VIDA DE SANTO
por Marcelo Sguassábia
Engana-se quem pensa que vida de santo é
um infinito dolce far niente. Nem ao mais preguiçoso deles é dada a graça de
ficar chupando chicabon eternidade afora. E aquele estereótipo de se recostar
em nuvens, entre cânticos e cítaras, é mais coisa de anjo que de santo – e anjo
de quadro barroco, idealizado e fora de contexto histórico.
Santo passa maus bocados, verdade seja
dita. E nem por isso os devotos lhes tratam com o devido respeito, o respeito
que o santo, justamente por ser santo, exige.
Por exemplo, esse estranho hábito
terráqueo de entornar no mínimo 10% da cachaça no chão da venda, dizendo que é
pro santo. Posso dizer com certeza que todos eles abrem mão da homenagem e
passam muito bem sem ela. Se gostasse mesmo de água que passarinho não bebe,
santo não seria santo. Muito pelo contrário.
Depois, tem outra: manda a Justiça Divina
que, toda vez que se oferece algo pro santo, e não se especifica pra qual santo
é o presente, a oferenda seja repartida por todos indistintamente. Vai daí que
cada gole oferecido é dividido, em partes iguais, para a santosfera inteira.
Sabendo-se que os santos são atualmente milhares, a cada um cabe geralmente uma
gotinha de nada – e não é isso que vai desviar a santaiada do bom caminho. Até
aí, nada de mais. Mas acontece que se a gente levar em conta que cada pinguço
manda pra goela pelo menos uns três copos da marvada, e que só no Brasil temos
milhões de alcoólatras, o estrago divino é grande, provocando em vários deles
internações frequentes – quando não diárias. E as mais prejudicadas são as
santas, que com um tiquinho de martini já estão trançando as pernas.

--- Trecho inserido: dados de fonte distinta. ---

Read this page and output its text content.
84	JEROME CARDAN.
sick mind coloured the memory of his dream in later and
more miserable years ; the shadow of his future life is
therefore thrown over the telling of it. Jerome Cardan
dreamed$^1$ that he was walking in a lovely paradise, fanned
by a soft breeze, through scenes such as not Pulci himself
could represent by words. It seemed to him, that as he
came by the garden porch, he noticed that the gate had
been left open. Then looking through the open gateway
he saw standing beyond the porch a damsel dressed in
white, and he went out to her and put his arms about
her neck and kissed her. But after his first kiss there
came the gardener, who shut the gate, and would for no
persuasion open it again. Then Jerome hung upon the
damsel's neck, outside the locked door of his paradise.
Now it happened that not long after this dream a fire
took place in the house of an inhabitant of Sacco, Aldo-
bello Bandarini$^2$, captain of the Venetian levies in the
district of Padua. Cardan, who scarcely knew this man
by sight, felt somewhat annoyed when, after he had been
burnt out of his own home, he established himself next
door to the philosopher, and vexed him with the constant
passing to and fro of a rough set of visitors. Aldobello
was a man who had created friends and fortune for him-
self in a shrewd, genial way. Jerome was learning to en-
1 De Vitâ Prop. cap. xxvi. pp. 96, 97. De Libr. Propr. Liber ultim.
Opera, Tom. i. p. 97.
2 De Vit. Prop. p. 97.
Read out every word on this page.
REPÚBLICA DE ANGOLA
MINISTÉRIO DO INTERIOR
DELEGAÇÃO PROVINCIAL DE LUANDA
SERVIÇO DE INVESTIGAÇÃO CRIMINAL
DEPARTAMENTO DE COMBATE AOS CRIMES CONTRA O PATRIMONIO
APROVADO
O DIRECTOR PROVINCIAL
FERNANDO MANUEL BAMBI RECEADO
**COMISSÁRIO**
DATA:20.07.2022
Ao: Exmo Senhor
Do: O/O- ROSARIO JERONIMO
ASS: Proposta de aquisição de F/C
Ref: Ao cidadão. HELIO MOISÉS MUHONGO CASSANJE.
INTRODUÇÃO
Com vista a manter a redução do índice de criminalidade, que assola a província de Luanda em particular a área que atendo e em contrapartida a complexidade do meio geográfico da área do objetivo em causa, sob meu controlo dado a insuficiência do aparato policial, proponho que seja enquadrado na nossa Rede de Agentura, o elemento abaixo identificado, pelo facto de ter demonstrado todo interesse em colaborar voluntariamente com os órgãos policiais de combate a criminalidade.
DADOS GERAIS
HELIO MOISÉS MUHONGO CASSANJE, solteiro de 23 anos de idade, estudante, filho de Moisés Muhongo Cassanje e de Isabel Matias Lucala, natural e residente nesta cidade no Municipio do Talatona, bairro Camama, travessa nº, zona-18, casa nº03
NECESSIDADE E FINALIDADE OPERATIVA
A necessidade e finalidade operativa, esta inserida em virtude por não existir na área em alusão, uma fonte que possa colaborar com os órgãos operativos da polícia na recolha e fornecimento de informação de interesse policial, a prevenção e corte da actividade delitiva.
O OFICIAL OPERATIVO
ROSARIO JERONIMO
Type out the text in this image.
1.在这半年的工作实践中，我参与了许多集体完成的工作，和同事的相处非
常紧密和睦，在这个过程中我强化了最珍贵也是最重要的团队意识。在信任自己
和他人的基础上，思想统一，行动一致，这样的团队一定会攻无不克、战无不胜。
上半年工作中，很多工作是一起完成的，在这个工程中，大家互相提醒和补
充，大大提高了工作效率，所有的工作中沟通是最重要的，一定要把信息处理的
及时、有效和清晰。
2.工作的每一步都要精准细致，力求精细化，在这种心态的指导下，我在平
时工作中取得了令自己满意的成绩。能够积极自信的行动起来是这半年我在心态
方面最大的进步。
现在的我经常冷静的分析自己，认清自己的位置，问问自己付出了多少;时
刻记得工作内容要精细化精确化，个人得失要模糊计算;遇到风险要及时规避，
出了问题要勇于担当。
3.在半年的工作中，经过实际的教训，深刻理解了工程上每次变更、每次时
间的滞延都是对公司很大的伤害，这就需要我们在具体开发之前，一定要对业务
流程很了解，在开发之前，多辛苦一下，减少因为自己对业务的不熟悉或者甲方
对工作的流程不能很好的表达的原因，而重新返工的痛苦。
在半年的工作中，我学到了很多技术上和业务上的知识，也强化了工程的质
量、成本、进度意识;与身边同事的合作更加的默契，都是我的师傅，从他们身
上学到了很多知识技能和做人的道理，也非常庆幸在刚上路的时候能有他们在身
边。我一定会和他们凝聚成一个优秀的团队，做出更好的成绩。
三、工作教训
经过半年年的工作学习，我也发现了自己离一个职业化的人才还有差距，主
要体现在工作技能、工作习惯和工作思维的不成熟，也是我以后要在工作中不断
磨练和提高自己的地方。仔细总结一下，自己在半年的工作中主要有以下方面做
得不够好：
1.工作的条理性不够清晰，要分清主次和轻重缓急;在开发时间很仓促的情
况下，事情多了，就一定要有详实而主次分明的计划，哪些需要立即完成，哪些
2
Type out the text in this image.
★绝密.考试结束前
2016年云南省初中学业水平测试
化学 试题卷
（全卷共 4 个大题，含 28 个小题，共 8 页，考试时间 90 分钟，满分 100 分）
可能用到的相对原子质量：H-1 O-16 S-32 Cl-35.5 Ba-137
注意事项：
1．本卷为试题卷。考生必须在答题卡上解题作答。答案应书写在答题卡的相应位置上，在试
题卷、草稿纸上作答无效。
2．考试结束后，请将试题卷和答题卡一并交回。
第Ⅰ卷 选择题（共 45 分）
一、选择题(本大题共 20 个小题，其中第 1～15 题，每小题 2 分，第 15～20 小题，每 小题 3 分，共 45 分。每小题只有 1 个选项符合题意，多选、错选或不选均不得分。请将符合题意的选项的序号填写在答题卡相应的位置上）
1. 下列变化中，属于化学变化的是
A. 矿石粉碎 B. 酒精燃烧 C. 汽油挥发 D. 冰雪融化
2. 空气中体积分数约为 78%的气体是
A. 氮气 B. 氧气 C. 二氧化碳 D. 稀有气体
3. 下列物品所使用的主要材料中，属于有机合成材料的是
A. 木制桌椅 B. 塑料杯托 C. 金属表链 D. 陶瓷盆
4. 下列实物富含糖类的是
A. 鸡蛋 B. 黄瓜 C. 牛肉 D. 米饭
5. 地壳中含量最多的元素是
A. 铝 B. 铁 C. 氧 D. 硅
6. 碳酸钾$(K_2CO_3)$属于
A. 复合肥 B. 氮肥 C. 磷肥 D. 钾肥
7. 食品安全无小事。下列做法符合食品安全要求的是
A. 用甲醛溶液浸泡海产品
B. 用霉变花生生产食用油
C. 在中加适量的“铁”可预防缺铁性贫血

Outro problema sério é as imagens dos
santos – tanto as pintadas quanto as esculpidas. Tem santo lá em cima que
excomunga sem dó alguns dos displicentes artistas terrenos, pela falta de
semelhança deles com as imagens que os representam. Esse tipo de episódio
produz verdadeiras catástrofes estéticas. Outro dia mesmo toda a corte celeste
saiu em passeata, com cartazes, faixas e gritos de guerra, protestando contra
um lote de 250 estátuas de Santa Edwiges que saiu de fábrica com cara de Rita
Cadilac. Um repulsivo sacrilégio, que merece punição exemplar. Para evitar
novos contratempos, São Tomé propôs em assembleia a instituição do selo “Ver
para Crer”, que certifica a imagem beatificamente reconhecida, ou seja, aquela
que tem a benção do respectivo santo e que guarda nítida semelhança com a sua
figura dos tempos de carne e osso.
Além desse tipo de desrespeito, há também
injustiças que agridem e irritam a turma de auréola. A maldosa e irônica
expressão “Na descida todo santo ajuda” vem merecendo, de uns tempos para cá,
um revide da parte dos ofendidos. Julgam eles que a frase denota uma certa
acomodação, dando a entender que os santos têm braço curto e que não se
empenham nas tarefas mais difíceis, onde só um milagre pode resolver a parada.
“Não vamos ajudar mais na descida, ainda que o carro do sujeito esteja sem
freio. Pois que se espafitem, aprendam a lição e vão para o inferno” desabafa
um conhecido santo, que não quis se identificar.